Treatment options of ovarian cancer

  • The standard treatment for ovarian cancer consists of debulking surgery followed by six cycles of chemotherapy.
  • The most important prognostic factors predicting long-term survival from ovarian cancer are the FIGO stage and the amount of disease remaining after debulking surgery. Patients with ovarian cancer will benefit from treatment by a gynecologic oncologist or physicians familiar with the disease and skilled in its surgical management.
  • Patients undergo chemotherapy in an effort to kill any cancer cells that remain in the body after surgery.
  • A gynecologic oncologist is a specialist in treating women’s reproductive cancers. Women with ovarian cancer are strongly encouraged to seek care from one of these specialists.
  • Multiple studies conducted over the past decade have shown that an ovarian cancer patient’s chance of survival is significantly improved when her surgery is performed by a gynecologic oncologist. One analysis of multiple studies found that women whose surgeries were performed by gynecologic oncologists had a median survival time that was 50 percent greater than women whose surgeries were done by general gynecologists or other surgeons inexperienced in optimal debulking procedures.
  • Sometimes referred to as cytoreductive surgery, debulking involves removal of as much of the tumor as possible.
  • Women whose tumors have been reduced to less than one centimeter have a better response to chemotherapy and improved survival rate. 

Prevention of ovarian cancer

Most women have one or more risk factors for ovarian cancer. There are several ways to reduce one’s risk of developing ovarian cancer. 

Some risk factors for ovarian cancer, like getting older or having a family history, cannot be changed. But women might be able to lower their risk slightly by avoiding other risk factors, for example, by staying at a healthy weight, or not taking hormone replacement therapy after menopause. 

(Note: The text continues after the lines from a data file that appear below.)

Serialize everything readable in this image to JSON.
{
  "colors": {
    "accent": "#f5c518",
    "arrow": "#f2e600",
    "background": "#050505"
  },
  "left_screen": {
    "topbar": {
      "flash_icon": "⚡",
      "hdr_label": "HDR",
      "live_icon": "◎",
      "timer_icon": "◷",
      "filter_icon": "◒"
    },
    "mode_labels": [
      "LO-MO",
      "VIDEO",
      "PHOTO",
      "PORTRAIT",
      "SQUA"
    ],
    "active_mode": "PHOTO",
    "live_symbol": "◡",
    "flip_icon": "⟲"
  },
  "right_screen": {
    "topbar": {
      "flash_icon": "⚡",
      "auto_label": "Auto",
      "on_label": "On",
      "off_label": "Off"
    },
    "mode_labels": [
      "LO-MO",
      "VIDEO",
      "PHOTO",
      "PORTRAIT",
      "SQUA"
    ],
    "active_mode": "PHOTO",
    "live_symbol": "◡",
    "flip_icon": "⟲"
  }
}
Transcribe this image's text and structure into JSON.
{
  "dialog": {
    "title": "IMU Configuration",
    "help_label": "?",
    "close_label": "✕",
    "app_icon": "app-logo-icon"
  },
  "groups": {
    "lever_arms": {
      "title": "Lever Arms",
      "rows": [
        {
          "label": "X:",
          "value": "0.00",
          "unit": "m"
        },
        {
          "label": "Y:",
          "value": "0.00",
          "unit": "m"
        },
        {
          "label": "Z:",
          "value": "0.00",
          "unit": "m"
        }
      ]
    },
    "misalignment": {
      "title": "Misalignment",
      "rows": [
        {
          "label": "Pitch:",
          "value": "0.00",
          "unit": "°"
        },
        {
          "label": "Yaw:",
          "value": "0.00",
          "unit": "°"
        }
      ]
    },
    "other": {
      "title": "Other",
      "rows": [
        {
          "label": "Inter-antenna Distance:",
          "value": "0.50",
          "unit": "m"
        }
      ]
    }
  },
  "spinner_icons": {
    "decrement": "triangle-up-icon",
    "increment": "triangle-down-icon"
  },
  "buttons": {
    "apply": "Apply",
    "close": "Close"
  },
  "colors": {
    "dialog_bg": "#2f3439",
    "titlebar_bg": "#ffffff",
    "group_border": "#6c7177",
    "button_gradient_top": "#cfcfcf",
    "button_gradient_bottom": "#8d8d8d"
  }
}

  • Oral contraceptives- Using oral contraceptives (birth control pills) decreases the risk of developing ovarian cancer for average risk women and BRCA mutation carriers, especially among women who use them for several years. Women who used oral contraceptives for 5 or more years have about a 50% lower risk of developing ovarian cancer compared with women who never used oral contraceptives. Still, birth control pills do have some serious risks and side effects such as slightly increasing breast cancer risk. Women considering taking these drugs for any reason should first discuss the possible risks and benefits with their doctor.
  • Gynecologic surgery- Both tubal ligation and hysterectomy may reduce the chance of developing certain types of ovarian cancer, but experts agree that these operations should only be done for valid medical reasons — not for their effect on ovarian cancer risk.

Prevention strategies for women with a family history of ovarian cancer or BRCA mutation

Oral contraceptives are one way that high risk women (women with BRCA1 and BRCA2 mutations) can reduce their risk of developing ovarian cancer.

Risk-reducing or prophylactic salpingo-oophorectomy (removal of both ovaries and fallopian tubes) is the standard recommendation for high-risk women after they have finished having children.